S'agissant de l'innovation et de la pertinence des soins, je veux en particulier faciliter l'expérimentation de formes d'organisation et de rémunération nouvelles qui permettront de dépasser les logiques sectorielles de la ville et de l'hôpital, de rémunérer par exemple au forfait des séquences de soins, de prendre en considération la prévention mais aussi la pertinence des actes réalisés et donc d'abandonner le schéma de rémunération uniquement à l'acte. Je vous propose d'adopter un cadre général, valable pour le quinquennat, qui permettra de lancer et d'évaluer ces expérimentations.

Mon objectif est de faire évoluer et de compléter les dispositifs actuels – rémunération à l'acte ou tarification à l'activité (T2A). Le levier tarifaire, j'en suis convaincue, est fondamental pour aller vers plus de prévention et plus de pertinence des soins, avec des parcours de soins coordonnés.

Ce PLFSS de transformation s'inscrira dans le cadre d'un objectif national de dépenses d'assurance maladie (ONDAM) fixé à 2,3 %. Ce taux, conforme à l'engagement du Président de la République, est supérieur à celui des trois années précédentes. Il consacre 4,4 milliards d'euros supplémentaires à la couverture des soins. Il tient compte des engagements déjà souscrits, dont la convention médicale signée en 2016 avec les professionnels libéraux. Ses conséquences, importantes en 2017, le seront plus encore en 2018 : c'est pourquoi le sous-objectif des soins de ville sera supérieur au taux global d'ONDAM, à 2,4 %. Cette convention va dans le sens des orientations que j'ai fixées : elle valorise mieux l'action des généralistes et prend mieux en considération notamment les actes complexes ou réalisés dans des situations d'urgence.

L'évolution des recettes des établissements sera, quant à elle, de 2,2 %, soit un taux supérieur à l'an passé, grâce à l'apport du relèvement de deux euros du forfait journalier, qui n'a pas augmenté depuis 2010. Ce relèvement correspond à l'inflation constatée depuis lors et anticipée pour 2018.

Un ONDAM à 2,3 % reste un ONDAM exigeant, qui repose sur un montant important d'économies par rapport au tendanciel – il s'agit bien du tendanciel et non d'une économie nette, puisque la prévision de croissance des dépenses était pour 2018, je le rappelle, de 4,5 milliards d'euros.

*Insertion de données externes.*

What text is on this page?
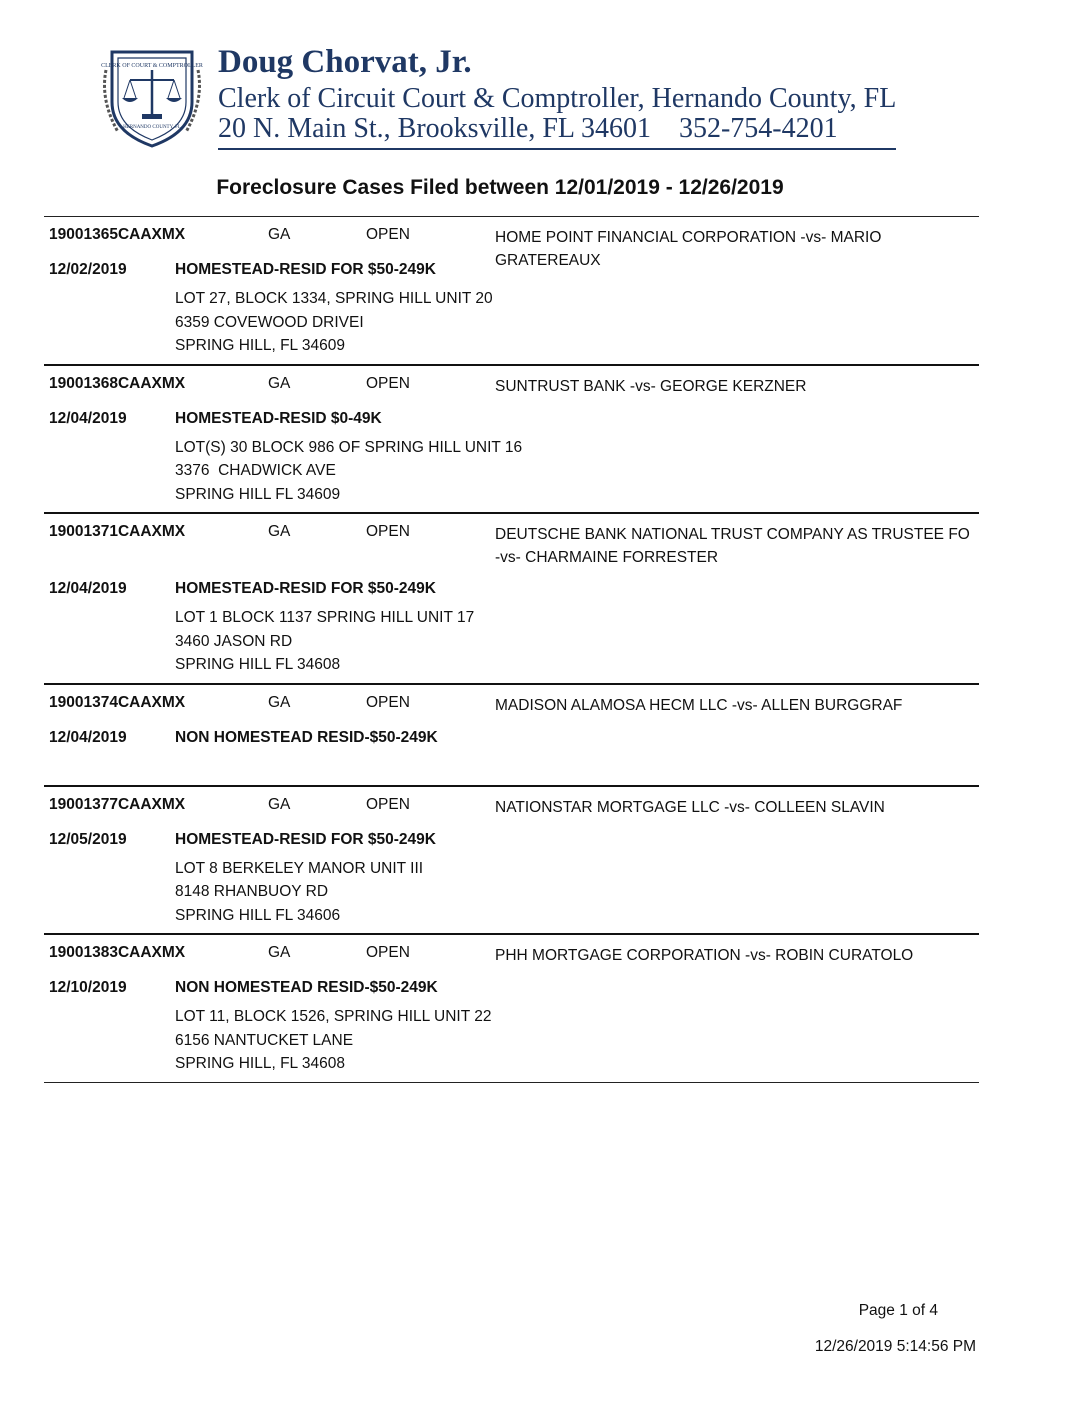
CLERK OF COURT & COMPTROLLER
HERNANDO COUNTY, FL
Doug Chorvat, Jr.
Clerk of Circuit Court & Comptroller, Hernando County, FL
20 N. Main St., Brooksville, FL 34601    352-754-4201
Foreclosure Cases Filed between 12/01/2019 - 12/26/2019
19001365CAAXMX	GA	OPEN	HOME POINT FINANCIAL CORPORATION -vs- MARIO GRATEREAUX
12/02/2019	HOMESTEAD-RESID FOR $50-249K
LOT 27, BLOCK 1334, SPRING HILL UNIT 20
6359 COVEWOOD DRIVEI
SPRING HILL, FL 34609
19001368CAAXMX	GA	OPEN	SUNTRUST BANK -vs- GEORGE KERZNER
12/04/2019	HOMESTEAD-RESID $0-49K
LOT(S) 30 BLOCK 986 OF SPRING HILL UNIT 16
3376  CHADWICK AVE
SPRING HILL FL 34609
19001371CAAXMX	GA	OPEN	DEUTSCHE BANK NATIONAL TRUST COMPANY AS TRUSTEE FO -vs- CHARMAINE FORRESTER
12/04/2019	HOMESTEAD-RESID FOR $50-249K
LOT 1 BLOCK 1137 SPRING HILL UNIT 17
3460 JASON RD
SPRING HILL FL 34608
19001374CAAXMX	GA	OPEN	MADISON ALAMOSA HECM LLC -vs- ALLEN BURGGRAF
12/04/2019	NON HOMESTEAD RESID-$50-249K
19001377CAAXMX	GA	OPEN	NATIONSTAR MORTGAGE LLC -vs- COLLEEN SLAVIN
12/05/2019	HOMESTEAD-RESID FOR $50-249K
LOT 8 BERKELEY MANOR UNIT III
8148 RHANBUOY RD
SPRING HILL FL 34606
19001383CAAXMX	GA	OPEN	PHH MORTGAGE CORPORATION -vs- ROBIN CURATOLO
12/10/2019	NON HOMESTEAD RESID-$50-249K
LOT 11, BLOCK 1526, SPRING HILL UNIT 22
6156 NANTUCKET LANE
SPRING HILL, FL 34608
Page 1 of 4
12/26/2019 5:14:56 PM
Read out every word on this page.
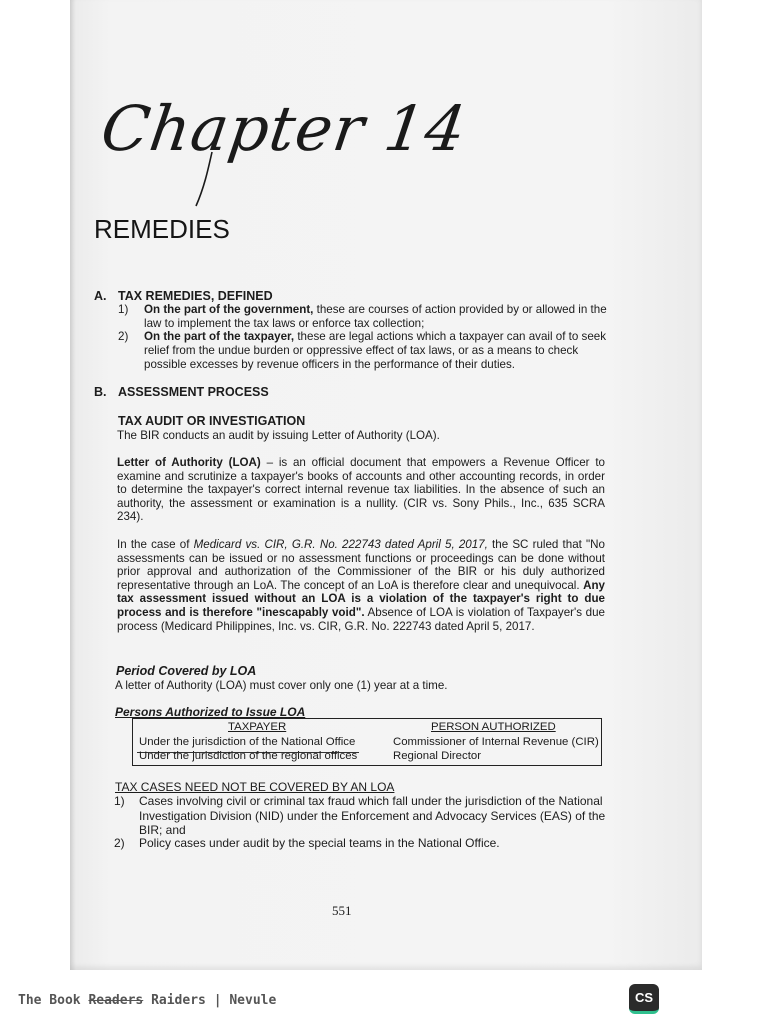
Chapter 14
REMEDIES
A. TAX REMEDIES, DEFINED
1) On the part of the government, these are courses of action provided by or allowed in the law to implement the tax laws or enforce tax collection;
2) On the part of the taxpayer, these are legal actions which a taxpayer can avail of to seek relief from the undue burden or oppressive effect of tax laws, or as a means to check possible excesses by revenue officers in the performance of their duties.
B. ASSESSMENT PROCESS
TAX AUDIT OR INVESTIGATION
The BIR conducts an audit by issuing Letter of Authority (LOA).
Letter of Authority (LOA) – is an official document that empowers a Revenue Officer to examine and scrutinize a taxpayer's books of accounts and other accounting records, in order to determine the taxpayer's correct internal revenue tax liabilities. In the absence of such an authority, the assessment or examination is a nullity. (CIR vs. Sony Phils., Inc., 635 SCRA 234).
In the case of Medicard vs. CIR, G.R. No. 222743 dated April 5, 2017, the SC ruled that "No assessments can be issued or no assessment functions or proceedings can be done without prior approval and authorization of the Commissioner of the BIR or his duly authorized representative through an LoA. The concept of an LoA is therefore clear and unequivocal. Any tax assessment issued without an LOA is a violation of the taxpayer's right to due process and is therefore "inescapably void". Absence of LOA is violation of Taxpayer's due process (Medicard Philippines, Inc. vs. CIR, G.R. No. 222743 dated April 5, 2017.
Period Covered by LOA
A letter of Authority (LOA) must cover only one (1) year at a time.
Persons Authorized to Issue LOA
TAXPAYER	PERSON AUTHORIZED
Under the jurisdiction of the National Office	Commissioner of Internal Revenue (CIR)
Under the jurisdiction of the regional offices	Regional Director
TAX CASES NEED NOT BE COVERED BY AN LOA
1) Cases involving civil or criminal tax fraud which fall under the jurisdiction of the National Investigation Division (NID) under the Enforcement and Advocacy Services (EAS) of the BIR; and
2) Policy cases under audit by the special teams in the National Office.
551
The Book Readers Raiders | Nevule	CS
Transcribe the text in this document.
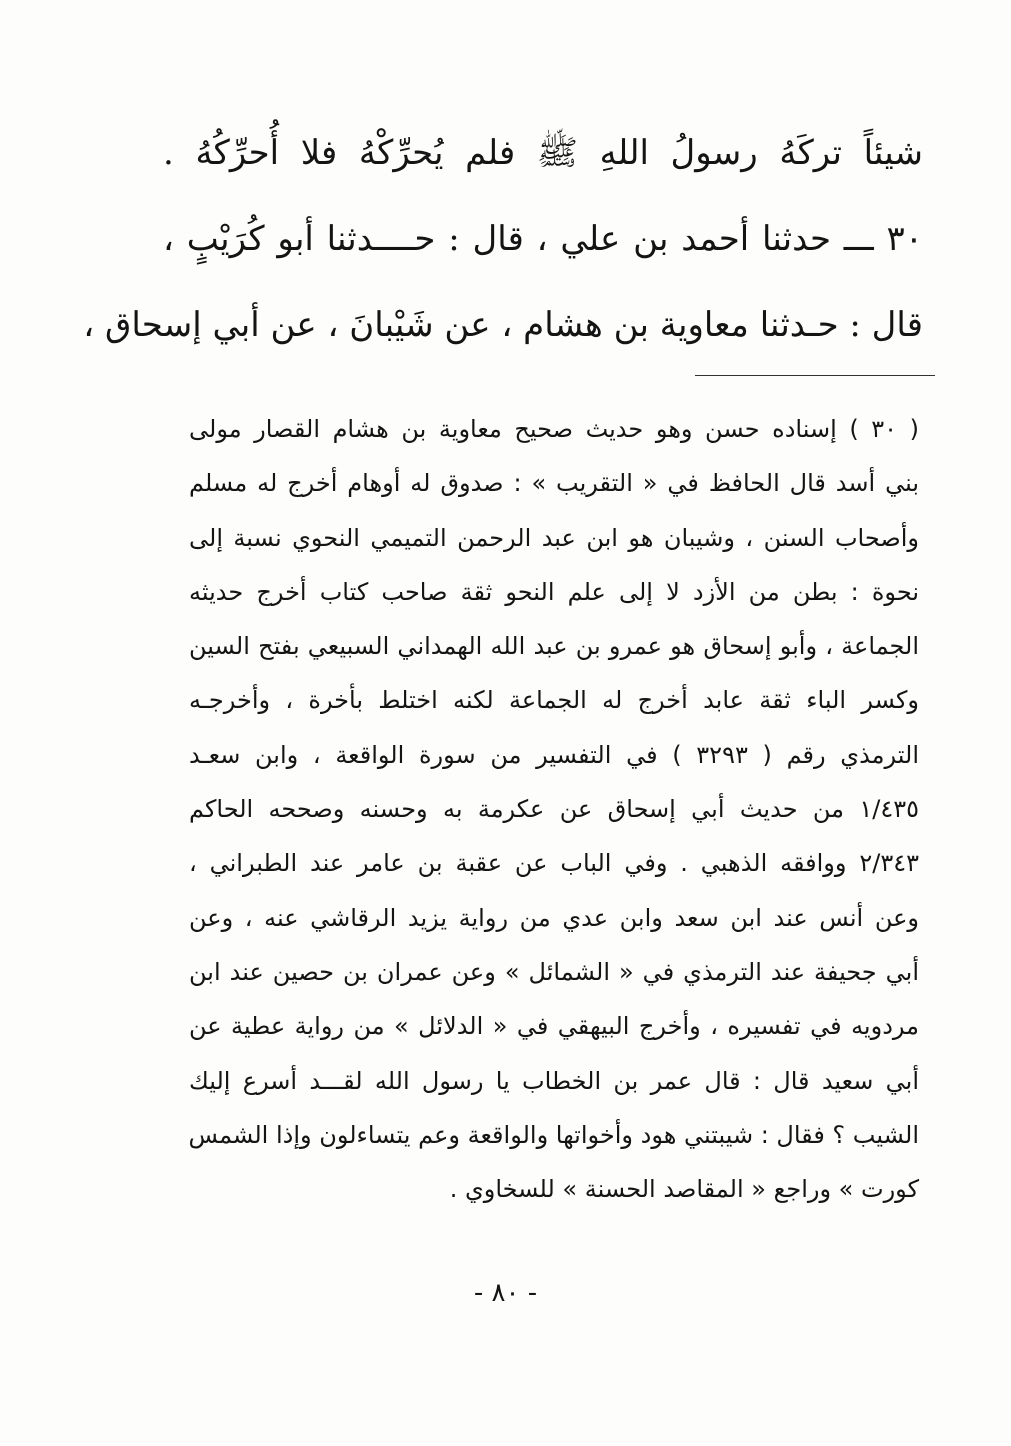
شيئاً تركَهُ رسولُ اللهِ ﷺ فلم يُحرِّكْهُ فلا أُحرِّكُهُ .
٣٠ ـــ حدثنا أحمد بن علي ، قال : حــــدثنا أبو كُرَيْبٍ ،
قال : حـدثنا معاوية بن هشام ، عن شَيْبانَ ، عن أبي إسحاق ،
( ٣٠ ) إسناده حسن وهو حديث صحيح معاوية بن هشام القصار مولى
بني أسد قال الحافظ في « التقريب » : صدوق له أوهام أخرج له مسلم
وأصحاب السنن ، وشيبان هو ابن عبد الرحمن التميمي النحوي نسبة إلى
نحوة : بطن من الأزد لا إلى علم النحو ثقة صاحب كتاب أخرج حديثه
الجماعة ، وأبو إسحاق هو عمرو بن عبد الله الهمداني السبيعي بفتح السين
وكسر الباء ثقة عابد أخرج له الجماعة لكنه اختلط بأخرة ، وأخرجـه
الترمذي رقم ( ٣٢٩٣ ) في التفسير من سورة الواقعة ، وابن سعـد
١/٤٣٥ من حديث أبي إسحاق عن عكرمة به وحسنه وصححه الحاكم
٢/٣٤٣ ووافقه الذهبي . وفي الباب عن عقبة بن عامر عند الطبراني ،
وعن أنس عند ابن سعد وابن عدي من رواية يزيد الرقاشي عنه ، وعن
أبي جحيفة عند الترمذي في « الشمائل » وعن عمران بن حصين عند ابن
مردويه في تفسيره ، وأخرج البيهقي في « الدلائل » من رواية عطية عن
أبي سعيد قال : قال عمر بن الخطاب يا رسول الله لقـــد أسرع إليك
الشيب ؟ فقال : شيبتني هود وأخواتها والواقعة وعم يتساءلون وإذا الشمس
كورت » وراجع « المقاصد الحسنة » للسخاوي .
- ٨٠ -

J'entends les critiques de l'industrie du médicament puisque les hypothèses sous-jacentes à la construction de l'ONDAM prévoient des baisses de prix de près d'un milliard d'euros, après d'autres intervenues les années précédentes. Je voulais toutefois signaler que nous avons revu à la hausse cette année, à 3 %, le taux Lh destiné à stimuler l'évolution des prescriptions hospitalières, et qui concerne les produits les plus innovants.

J'entends aussi les critiques de l'industrie ou des distributeurs de dispositifs médicaux. Je suis prête à une discussion sur le contenu du texte, pourvu que l'on en respecte l'esprit, c'est-à-dire la recherche d'une plus grande pertinence dans la prescription et l'usage de ces dispositifs.

L'ONDAM est exigeant mais c'est cette exigence qui permettra un investissement immobilier et numérique de 400 millions d'euros et l'amélioration des prises en charge médico-sociales, dont la dépense progresse de 2,6 %.

Nous avons voulu, Gérald Darmanin et moi-même, donner du sens à ce PLFSS, c'est-à-dire mettre en oeuvre des réformes concrètes et les expliquer à nos concitoyens. Donner du sens, c'est aussi engager des chantiers de transformation en profondeur de notre système de santé et de notre système de protection sociale pour les améliorer et les adapter à notre société, en pensant ces évolutions à long terme. Cela correspond au mandat qu'ont donné les Français à leurs représentants en juin dernier.